Yahoo! Sports Top 10 Fights of the Year full link
I'm not going to post all of the top 10. That's what the link is for. But here's my recap of some of the highlights.

Now having been in a couple of tangles like these a few dozen times in my illustrious house/high school/beer league hockey career, I have quite a respect for these guys. That being said, they are bat shit crazy. Punching someone with a helmet on, with a visor no less, is equivalent to punching your fridge 30 times in 45 seconds (yes, I've done both. In my defense the fridge punching came when I mixed three 40's with the Red Wings first round playoff loss in 2006). It is still about the most exhilarating thing in sports. If you can watch these without feeling a bit anxious or wanting to absolutely pummel the closest thing punchable, you have no soul.

Great overall scrum. Just hay makers on every throw.

God I especially love this one because I fucking hate Iginla. Such a prick. Dude is solid though. He takes one of the more vicious shots to the eyeball that I've ever seen. I expected the shit to be dangling off his face. That wouldn't have even stopped him here. He's snorting and drinking his own blood before it's all said and done and he's still throwing shots.
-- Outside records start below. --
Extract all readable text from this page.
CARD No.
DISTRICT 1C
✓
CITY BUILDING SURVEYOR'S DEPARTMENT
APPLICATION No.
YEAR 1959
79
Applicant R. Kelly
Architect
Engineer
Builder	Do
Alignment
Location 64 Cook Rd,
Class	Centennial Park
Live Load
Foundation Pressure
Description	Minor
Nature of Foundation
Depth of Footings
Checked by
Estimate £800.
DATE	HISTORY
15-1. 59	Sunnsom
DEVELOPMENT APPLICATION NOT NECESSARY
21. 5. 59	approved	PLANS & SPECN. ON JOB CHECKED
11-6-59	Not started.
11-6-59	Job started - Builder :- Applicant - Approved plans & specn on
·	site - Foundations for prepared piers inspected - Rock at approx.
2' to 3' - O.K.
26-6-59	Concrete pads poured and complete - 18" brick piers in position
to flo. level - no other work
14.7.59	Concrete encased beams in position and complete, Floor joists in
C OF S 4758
I love when he wipes his face at the end then looks like "blood? Hmmm that's weird. Didn't even feel that one." You think Calgary would accept a trade for Iginla if we offered Hudler, Cleary, and a signed Mike Vernon Flames jersey?

Ding dong! Cue up the Dr. Dre - Keep Your Head Ringin'. Quick question. Ivanans, how do your teeth taste? Brutal.

Bonus! This fight was from last year, but I just love it. Quick preface for this one. Not much of a fight, but I thoroughly enjoy when the hockey God's lay down some karma on the dirtiest player in the league, Matt Cooke. Cooke has been involved in numerous cheap shots over the past few seasons. Last year he ended Boston Bruins' star forward Marc Savard's season on a disgusting, blindsided elbow to the head.